Fire Chief (name not provided) told the Oct. 27 work session that he wants the city to stop using fixed multi-year terms for district chiefs and captains and instead appoint those officers to remain in post until they step down, retire or are removed for cause.
The chief said lieutenants should remain on two- or three-year terms to preserve a path for firefighters to test officer duties before committing to a permanent post. "I would recommend us moving away from terms and appointing 2 of our 3 officer levels, which would be the district chiefs and the captains," he said.
City staff said the proposal is intended to provide continuity so ongoing projects and initiatives are not disrupted when an officer leaves at the end of a term. Under the proposed structure the department would have two district chiefs, three captains and two lieutenants; the chief said one lieutenant slot (Station 3) would be converted into a captain position.
Councilmembers asked whether removing term limits would block promotion opportunities and whether it could prompt officers to seek captain jobs in neighboring departments. "Does that limit others who want to move up the ranks at all?" a councilmember asked. The chief replied promotions would still occur when a position opened and that disciplinary procedures and reassignment options would remain in place.
The chief proposed using an outside panel of three chiefs from surrounding departments to conduct initial interviews for district-chief candidates and provide objective recommendations before the chief conducts a second interview. "It gives a truly objective view on that initial interview," he said.
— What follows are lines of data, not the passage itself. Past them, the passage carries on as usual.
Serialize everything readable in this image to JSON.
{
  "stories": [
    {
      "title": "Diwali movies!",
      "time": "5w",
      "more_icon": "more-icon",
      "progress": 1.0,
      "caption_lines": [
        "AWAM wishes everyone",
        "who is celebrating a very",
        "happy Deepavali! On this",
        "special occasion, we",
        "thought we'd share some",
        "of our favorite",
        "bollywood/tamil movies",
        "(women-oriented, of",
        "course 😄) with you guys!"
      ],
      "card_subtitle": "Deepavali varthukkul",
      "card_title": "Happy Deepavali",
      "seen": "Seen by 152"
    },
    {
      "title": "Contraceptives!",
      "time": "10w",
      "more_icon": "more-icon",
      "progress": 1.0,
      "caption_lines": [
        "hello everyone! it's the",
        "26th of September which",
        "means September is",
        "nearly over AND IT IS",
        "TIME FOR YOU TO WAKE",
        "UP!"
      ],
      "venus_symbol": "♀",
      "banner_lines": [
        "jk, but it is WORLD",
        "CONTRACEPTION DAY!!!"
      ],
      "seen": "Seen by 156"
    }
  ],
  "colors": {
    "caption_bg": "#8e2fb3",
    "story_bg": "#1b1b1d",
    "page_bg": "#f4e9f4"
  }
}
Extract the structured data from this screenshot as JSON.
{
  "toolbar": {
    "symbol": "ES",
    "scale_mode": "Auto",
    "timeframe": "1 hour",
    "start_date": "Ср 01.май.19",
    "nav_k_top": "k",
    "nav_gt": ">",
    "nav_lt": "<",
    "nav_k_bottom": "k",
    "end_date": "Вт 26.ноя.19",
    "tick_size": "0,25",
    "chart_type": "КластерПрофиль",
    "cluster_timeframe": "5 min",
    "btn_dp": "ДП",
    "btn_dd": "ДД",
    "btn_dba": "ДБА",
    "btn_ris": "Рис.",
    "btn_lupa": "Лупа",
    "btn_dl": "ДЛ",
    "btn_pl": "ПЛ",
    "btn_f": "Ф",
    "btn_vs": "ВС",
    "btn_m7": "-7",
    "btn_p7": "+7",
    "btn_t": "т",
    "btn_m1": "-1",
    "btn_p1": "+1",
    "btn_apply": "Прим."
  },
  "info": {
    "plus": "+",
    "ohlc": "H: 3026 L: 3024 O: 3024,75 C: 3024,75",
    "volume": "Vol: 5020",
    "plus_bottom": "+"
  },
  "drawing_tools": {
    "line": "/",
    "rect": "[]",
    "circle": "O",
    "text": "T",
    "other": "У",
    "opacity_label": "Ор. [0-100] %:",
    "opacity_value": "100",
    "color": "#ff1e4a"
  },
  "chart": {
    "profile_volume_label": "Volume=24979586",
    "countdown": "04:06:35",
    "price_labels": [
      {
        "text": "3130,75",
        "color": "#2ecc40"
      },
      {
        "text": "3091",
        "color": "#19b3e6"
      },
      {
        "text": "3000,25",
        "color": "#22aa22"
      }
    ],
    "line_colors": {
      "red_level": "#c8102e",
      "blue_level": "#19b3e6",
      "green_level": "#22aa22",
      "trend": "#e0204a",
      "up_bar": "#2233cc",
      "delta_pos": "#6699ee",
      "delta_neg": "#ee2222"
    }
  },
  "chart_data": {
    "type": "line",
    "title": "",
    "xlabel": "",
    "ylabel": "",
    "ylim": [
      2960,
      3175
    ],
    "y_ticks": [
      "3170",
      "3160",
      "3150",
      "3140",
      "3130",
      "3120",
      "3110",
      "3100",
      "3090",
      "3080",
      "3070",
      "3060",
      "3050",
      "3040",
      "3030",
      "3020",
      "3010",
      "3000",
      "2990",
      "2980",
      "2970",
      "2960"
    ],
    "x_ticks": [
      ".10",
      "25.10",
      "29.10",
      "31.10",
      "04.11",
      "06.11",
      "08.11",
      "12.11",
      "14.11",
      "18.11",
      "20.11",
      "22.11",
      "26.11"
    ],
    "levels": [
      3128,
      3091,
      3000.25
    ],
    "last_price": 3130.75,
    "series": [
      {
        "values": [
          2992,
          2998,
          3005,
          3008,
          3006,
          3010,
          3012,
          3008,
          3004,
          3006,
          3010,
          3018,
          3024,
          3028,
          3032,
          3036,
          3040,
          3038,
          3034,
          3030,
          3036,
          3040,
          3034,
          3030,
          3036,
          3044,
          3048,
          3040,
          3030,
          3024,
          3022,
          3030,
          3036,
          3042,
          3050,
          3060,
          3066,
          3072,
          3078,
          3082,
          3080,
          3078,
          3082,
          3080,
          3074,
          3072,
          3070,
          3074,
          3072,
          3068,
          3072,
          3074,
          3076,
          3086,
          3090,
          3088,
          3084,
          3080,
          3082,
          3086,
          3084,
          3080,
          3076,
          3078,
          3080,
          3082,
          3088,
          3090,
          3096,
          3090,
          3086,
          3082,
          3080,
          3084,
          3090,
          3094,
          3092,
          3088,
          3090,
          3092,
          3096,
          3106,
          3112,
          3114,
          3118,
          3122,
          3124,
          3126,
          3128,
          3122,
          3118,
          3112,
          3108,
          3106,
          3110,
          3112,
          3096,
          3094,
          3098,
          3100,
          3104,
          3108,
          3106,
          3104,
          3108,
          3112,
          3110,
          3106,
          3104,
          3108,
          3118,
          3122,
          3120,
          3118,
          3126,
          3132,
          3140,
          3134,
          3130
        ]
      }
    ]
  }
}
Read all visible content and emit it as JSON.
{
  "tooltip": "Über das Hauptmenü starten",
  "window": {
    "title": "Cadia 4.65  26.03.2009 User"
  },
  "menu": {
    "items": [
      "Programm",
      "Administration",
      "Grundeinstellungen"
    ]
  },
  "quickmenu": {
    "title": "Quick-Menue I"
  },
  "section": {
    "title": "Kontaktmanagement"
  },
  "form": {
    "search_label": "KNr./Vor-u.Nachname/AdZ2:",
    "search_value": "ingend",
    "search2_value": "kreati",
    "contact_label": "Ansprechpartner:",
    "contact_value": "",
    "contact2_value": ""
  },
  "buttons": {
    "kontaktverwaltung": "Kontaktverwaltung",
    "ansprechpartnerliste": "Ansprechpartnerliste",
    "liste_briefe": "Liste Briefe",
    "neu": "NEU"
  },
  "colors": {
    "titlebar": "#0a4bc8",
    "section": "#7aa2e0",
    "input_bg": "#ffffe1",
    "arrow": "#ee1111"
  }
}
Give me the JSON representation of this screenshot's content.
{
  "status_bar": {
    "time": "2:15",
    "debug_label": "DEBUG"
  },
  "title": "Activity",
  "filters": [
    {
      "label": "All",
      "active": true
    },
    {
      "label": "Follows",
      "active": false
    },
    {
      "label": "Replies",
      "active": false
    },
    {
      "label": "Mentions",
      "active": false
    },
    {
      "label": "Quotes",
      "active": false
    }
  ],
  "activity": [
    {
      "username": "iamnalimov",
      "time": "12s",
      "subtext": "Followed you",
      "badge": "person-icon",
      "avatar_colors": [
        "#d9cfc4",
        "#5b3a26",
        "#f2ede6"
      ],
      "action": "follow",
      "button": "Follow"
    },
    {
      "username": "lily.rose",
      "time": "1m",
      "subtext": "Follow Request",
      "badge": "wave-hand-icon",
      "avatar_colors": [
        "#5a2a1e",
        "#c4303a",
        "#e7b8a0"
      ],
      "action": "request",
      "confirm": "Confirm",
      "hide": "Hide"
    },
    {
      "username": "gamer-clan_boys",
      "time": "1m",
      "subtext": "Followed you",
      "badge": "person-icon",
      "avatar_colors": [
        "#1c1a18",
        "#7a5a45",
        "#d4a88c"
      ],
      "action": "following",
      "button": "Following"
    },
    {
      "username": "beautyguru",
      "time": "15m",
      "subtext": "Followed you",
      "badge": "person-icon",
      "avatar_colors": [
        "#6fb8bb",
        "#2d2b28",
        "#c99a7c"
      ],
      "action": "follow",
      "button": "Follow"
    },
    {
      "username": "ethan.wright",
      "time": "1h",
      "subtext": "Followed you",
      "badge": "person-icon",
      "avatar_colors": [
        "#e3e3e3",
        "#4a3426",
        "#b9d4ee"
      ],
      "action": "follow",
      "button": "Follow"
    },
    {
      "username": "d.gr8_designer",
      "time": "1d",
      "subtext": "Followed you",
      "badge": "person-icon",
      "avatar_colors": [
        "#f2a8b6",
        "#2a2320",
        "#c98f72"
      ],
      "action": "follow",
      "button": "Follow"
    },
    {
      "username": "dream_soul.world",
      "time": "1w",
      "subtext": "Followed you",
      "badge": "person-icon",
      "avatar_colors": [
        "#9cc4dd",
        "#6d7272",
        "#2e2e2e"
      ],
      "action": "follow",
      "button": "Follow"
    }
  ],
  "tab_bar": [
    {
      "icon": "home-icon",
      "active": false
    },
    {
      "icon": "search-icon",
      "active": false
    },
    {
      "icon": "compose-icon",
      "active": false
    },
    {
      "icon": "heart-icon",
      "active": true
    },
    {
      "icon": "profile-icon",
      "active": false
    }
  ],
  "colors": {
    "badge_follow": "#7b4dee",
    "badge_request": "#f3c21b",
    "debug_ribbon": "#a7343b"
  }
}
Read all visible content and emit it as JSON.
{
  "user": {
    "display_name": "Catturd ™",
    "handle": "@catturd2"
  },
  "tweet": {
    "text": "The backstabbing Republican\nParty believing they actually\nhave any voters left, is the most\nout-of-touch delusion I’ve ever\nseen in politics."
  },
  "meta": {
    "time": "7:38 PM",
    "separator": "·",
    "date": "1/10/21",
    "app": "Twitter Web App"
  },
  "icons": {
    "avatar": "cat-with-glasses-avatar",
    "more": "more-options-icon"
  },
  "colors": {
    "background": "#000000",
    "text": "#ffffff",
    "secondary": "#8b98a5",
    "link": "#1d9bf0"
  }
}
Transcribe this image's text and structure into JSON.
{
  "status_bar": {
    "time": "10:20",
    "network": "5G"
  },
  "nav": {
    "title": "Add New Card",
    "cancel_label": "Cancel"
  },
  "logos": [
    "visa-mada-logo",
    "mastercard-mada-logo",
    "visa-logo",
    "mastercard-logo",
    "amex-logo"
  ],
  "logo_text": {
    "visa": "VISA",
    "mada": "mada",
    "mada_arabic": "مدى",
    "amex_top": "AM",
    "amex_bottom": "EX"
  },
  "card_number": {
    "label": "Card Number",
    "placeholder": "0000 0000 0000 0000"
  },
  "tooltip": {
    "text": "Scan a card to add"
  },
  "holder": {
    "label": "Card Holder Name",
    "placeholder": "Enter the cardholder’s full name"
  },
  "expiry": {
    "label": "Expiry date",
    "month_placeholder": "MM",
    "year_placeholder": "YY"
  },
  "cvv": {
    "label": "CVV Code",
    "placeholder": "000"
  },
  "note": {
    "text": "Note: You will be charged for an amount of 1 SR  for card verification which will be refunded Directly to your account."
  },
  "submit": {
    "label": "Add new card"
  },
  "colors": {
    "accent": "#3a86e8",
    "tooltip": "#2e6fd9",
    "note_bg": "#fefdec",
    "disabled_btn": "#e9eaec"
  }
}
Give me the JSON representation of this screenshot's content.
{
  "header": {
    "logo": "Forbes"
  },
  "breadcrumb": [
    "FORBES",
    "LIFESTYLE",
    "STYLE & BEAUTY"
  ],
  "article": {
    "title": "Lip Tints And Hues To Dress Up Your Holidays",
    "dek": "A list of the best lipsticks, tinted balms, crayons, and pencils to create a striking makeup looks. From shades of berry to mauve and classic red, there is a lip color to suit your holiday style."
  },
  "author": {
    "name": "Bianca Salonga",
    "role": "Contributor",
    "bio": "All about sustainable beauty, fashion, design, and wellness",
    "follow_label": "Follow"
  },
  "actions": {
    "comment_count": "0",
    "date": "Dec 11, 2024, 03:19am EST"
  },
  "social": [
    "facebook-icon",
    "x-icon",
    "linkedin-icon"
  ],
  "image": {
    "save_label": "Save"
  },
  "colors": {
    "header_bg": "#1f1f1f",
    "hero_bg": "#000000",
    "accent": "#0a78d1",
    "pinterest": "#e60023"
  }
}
Training and position requirements also drew discussion. The chief said the department removed an internally offered "basic pumps" class and replaced it with a nationally recognized fire apparatus operator certification and retained an annual 12-hour training requirement. He referenced a pending revision of the federal OSHA emergency-response standard and said some course offerings are being updated or are infrequent.
The chief also proposed clarifying the duty-officer job description and creating a senior-firefighter duty-officer rotation to spread on-call responsibility and reduce officer burnout. Under the proposal a senior firefighter who meets duty-officer requirements could serve a week-long on-call rotation, stretching the overall rotation from about six weeks to roughly ten weeks between assignments.
Councilmembers generally expressed support while asking for clarifications on pay differences and review timing. The chief said pay differentials were not on hand at the meeting but that he would provide the compensation details to the council. He also said he favored annual reviews for firefighters and officers to provide opportunities for reassessment.
No formal action or vote was taken; the chief said he would refine the job descriptions and return to council with updated documents.